I think it’s Curiosity that drives us. A very important trait that has an important influence on our behavior, including invention as well as travel. It’s a gene, or trait, that is NOT universal!
I saw an excellent documentary on Aborigines and their ramblings---which the doc explained was often to escape others living too near them. I'd love to watch it again but can't recall the title. A friend worked with them years ago while she was working in a university (think near Melbourne) where she'd go into the field and tried to set up a library (!) for the Aborigines (I'd always thought their communication was without writings. It sounded fascinating and she did it for about 3 years. She always takes on unbelievable tasks, that tend to be fascinating.
Justin, I look forward to the book. Have you ever wondered if members of more nomadic Native American tribes were happier than members of less nomadic tribes? Or, in more general terms, all other things being equal, is the hunter following the game happier than the farmer tending the crops?

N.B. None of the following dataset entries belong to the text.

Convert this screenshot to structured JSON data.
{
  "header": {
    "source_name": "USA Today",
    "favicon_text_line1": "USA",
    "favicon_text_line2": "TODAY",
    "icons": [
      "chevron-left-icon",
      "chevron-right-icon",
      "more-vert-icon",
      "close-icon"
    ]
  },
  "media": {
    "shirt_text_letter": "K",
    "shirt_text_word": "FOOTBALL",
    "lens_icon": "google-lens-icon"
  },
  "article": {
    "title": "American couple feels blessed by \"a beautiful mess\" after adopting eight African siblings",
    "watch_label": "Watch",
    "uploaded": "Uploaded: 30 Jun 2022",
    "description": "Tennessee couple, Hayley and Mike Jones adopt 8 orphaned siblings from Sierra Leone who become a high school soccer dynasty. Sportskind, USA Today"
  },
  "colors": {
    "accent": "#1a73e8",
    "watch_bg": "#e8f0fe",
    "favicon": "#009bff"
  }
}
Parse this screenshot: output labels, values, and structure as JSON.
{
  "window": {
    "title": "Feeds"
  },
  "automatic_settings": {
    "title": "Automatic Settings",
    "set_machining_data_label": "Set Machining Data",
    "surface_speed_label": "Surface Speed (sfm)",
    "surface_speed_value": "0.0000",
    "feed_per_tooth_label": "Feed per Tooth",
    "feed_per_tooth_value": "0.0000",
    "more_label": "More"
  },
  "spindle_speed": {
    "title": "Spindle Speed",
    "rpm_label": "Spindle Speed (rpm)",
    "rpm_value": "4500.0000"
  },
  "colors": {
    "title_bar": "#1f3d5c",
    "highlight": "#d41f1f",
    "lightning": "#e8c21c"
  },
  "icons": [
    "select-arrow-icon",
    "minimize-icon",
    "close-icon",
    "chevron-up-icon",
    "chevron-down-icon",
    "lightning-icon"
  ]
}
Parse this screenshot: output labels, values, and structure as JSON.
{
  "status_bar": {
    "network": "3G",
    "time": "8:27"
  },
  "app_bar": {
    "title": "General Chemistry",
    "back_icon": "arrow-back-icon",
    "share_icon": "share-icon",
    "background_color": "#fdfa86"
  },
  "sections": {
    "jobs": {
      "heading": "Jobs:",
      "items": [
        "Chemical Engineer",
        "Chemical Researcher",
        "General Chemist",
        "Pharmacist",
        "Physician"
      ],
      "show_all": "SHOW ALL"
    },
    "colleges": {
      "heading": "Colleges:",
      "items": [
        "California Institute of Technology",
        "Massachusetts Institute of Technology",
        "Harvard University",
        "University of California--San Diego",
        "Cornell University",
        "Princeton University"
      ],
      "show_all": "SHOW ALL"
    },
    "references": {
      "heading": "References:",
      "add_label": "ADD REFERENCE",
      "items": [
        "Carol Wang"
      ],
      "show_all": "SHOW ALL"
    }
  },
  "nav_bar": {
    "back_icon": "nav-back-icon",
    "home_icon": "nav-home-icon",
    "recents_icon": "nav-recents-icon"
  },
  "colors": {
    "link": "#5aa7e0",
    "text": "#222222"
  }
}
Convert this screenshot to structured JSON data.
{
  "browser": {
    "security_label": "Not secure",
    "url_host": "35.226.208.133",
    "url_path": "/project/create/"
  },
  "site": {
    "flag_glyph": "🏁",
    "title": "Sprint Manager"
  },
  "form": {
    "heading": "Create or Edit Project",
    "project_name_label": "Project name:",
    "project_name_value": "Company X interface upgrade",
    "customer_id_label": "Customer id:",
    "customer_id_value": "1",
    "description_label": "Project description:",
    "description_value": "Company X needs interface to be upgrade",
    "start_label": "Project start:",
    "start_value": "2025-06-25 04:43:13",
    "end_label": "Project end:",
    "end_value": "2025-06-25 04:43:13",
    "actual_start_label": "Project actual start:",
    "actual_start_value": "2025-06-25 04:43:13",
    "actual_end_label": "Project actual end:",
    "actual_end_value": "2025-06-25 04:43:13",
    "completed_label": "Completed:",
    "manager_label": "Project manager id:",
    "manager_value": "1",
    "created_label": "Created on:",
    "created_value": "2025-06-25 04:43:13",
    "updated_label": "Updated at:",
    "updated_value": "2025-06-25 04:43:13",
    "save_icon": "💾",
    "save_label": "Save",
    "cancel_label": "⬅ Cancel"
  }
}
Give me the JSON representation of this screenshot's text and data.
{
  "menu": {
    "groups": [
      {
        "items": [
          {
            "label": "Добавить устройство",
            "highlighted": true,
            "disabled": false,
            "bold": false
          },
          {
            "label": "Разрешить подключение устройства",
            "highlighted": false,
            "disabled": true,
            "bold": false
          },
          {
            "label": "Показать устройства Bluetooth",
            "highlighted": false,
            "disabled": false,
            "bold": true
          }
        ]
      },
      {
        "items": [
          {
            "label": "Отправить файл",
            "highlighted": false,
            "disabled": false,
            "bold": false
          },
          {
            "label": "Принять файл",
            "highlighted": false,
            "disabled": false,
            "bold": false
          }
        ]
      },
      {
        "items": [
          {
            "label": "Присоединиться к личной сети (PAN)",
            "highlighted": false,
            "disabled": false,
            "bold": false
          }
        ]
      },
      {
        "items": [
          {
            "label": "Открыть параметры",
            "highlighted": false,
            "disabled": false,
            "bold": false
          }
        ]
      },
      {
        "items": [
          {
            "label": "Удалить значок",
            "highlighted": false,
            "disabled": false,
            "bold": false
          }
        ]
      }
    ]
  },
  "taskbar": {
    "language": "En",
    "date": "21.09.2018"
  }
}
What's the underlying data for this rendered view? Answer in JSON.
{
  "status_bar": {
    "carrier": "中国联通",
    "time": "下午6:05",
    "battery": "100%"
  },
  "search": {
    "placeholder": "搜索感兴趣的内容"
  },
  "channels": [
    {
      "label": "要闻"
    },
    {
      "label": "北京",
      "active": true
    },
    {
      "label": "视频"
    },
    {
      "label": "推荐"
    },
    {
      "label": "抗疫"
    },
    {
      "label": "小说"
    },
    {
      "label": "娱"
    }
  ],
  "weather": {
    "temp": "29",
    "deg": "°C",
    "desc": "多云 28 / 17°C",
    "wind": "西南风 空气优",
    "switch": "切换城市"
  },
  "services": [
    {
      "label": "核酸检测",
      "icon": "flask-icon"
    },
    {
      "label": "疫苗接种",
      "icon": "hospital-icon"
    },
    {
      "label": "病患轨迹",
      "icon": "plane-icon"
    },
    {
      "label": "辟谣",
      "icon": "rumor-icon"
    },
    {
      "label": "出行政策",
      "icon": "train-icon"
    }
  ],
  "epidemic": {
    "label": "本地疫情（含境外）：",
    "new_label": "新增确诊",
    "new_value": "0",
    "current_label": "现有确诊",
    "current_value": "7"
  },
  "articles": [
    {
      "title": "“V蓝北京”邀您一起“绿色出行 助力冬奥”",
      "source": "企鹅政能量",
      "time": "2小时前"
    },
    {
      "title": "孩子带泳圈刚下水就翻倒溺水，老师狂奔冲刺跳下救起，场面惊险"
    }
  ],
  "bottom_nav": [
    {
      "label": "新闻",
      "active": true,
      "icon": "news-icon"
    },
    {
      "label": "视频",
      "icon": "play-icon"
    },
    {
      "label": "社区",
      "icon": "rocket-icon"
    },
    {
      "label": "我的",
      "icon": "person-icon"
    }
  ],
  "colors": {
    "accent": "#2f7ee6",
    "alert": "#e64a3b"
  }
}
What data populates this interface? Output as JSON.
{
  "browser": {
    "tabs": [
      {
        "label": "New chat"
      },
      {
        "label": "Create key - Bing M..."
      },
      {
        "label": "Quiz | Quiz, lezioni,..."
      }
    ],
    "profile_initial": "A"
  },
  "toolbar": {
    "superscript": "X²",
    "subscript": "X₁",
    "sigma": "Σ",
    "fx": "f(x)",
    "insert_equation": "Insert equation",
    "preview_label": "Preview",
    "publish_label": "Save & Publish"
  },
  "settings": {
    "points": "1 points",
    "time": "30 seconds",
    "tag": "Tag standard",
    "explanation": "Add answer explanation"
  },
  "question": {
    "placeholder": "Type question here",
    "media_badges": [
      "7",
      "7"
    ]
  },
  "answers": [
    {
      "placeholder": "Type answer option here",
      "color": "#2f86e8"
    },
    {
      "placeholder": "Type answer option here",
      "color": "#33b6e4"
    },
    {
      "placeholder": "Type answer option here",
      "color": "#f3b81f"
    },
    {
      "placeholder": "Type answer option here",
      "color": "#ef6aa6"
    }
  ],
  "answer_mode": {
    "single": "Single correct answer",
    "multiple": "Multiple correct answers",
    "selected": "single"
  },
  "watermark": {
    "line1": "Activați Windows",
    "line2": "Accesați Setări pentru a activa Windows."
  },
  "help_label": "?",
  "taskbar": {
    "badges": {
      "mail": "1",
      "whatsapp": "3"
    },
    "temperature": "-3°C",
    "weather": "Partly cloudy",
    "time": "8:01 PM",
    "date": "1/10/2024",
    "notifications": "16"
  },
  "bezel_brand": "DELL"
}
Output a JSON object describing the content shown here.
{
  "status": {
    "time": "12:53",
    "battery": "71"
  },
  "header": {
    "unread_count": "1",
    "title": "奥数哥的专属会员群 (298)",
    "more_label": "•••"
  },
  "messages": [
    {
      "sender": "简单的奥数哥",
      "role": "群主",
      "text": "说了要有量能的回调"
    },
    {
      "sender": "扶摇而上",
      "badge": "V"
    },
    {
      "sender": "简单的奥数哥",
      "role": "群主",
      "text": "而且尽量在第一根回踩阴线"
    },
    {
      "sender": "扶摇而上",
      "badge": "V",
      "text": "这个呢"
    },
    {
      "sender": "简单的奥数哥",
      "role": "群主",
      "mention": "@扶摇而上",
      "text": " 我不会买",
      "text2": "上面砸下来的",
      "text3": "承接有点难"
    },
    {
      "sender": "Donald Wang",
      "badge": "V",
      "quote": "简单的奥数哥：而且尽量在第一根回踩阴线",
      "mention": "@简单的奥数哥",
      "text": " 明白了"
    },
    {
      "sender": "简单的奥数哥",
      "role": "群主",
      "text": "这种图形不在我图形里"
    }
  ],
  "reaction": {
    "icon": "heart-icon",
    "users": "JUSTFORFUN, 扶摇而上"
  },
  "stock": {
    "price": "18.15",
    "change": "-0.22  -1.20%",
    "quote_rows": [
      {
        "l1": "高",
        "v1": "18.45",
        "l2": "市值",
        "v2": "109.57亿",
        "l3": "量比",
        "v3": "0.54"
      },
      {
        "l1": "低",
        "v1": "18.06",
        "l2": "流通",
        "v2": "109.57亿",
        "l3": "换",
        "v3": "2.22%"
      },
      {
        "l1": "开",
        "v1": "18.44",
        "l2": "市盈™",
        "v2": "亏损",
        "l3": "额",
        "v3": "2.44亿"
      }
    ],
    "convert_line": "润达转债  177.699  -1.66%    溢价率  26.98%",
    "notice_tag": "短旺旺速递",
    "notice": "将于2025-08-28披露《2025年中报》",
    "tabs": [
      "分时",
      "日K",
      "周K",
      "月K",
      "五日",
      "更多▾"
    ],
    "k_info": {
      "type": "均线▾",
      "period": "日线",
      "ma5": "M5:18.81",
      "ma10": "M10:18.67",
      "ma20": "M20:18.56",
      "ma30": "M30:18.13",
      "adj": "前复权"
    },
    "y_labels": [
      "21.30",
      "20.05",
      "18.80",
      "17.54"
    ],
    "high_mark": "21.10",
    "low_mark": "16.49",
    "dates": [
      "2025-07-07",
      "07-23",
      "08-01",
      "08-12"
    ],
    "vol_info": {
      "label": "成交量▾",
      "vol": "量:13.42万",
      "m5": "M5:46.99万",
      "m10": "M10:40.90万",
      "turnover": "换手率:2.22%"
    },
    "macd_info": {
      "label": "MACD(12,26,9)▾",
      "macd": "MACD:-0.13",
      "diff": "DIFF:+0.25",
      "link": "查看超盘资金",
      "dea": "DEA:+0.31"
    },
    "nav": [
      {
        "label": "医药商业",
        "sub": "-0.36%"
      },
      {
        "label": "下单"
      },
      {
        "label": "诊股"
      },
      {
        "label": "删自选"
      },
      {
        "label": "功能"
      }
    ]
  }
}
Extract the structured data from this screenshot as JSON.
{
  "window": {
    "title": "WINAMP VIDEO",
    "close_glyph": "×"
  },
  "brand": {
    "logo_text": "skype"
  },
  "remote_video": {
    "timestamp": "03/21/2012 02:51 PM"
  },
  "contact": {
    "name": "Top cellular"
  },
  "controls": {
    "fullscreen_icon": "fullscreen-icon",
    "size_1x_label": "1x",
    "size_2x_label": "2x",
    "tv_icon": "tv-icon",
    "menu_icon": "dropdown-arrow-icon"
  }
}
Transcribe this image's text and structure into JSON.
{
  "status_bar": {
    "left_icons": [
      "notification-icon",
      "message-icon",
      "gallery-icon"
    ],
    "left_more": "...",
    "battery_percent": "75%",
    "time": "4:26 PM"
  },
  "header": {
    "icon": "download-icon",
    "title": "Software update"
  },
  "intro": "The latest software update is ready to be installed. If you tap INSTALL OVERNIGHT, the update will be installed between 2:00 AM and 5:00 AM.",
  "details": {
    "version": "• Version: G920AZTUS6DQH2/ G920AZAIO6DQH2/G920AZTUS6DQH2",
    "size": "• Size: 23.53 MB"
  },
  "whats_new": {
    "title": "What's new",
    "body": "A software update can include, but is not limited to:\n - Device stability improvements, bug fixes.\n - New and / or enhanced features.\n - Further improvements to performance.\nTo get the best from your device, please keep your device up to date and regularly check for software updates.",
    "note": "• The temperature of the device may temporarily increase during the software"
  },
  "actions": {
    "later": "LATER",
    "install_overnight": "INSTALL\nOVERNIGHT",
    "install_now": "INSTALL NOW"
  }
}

Happiness is always difficult to gauge, especially when looking into the past. I would say the picture is fairly complex, and farming and being nomadic weren't mutually exclusive in many cases. There was a lot of variation across cultures as to how mobile they were (even amongst mobile groups, some moved once a year, some moved 50 times a year). An important North American archaeologist, Robert L. Kelly, aptly termed this "the foraging spectrum." Also, some groups who had once been farmers shifted back to hunting and gathering, and vice versa. And, like the Vikings, for instance, they explored, in part, to obtain better farmland so that they could settle...and raid, of course lol. Some groups had unique and favorable ecologies that allowed them to be almost entirely settled, like the Pacific NW tribes with their plentiful salmon runs.
A lot of what motivated different groups to move before agriculture were things like decreasing food supply in a given ecological niche, the longer you were in a given area (see marginal value theorem on foraging), or that an encampment was becoming degraded by food and human waste, thus attracting vermin and pesky insects that could make people ill.
So there were a lot of quotidian reasons people were moving as well, and "wandering" wasn't necessarily just due to this urge I'm talking about. However, I suspect it was still an important conscious source of excitement that played into the rituals and cycles of annual movement for a lot of groups, especially when population densities were far lower and no one had a conceptual map of a finite earth in their head. The land and sea were limitless in most people's minds for most of human history. Many groups also practiced annual ceremonies that they would travel large distances to meet up with other members of their clans or tribes for a variety of reasons, e.g., trade, marriages, and forming alliances. Movement across the landscape was likely a natural rhythm of annual human experience.
I think there is a fair amount of historic literature out there as well, of natives lamenting the coercion to adopt the model of Euro-American settlement and farming practices and looking to their ancestors' past with nostalgia for the days of a more nomadic way of life. To me, any society that inhibits the liberty to move is undermining a lot of human potential, happiness probably being just one of many factors.
I think it’s Curiosity that drives us. A very important trait that has an important influence on our behavior, including invention as well as travel. It’s a gene, or trait, that is NOT universal!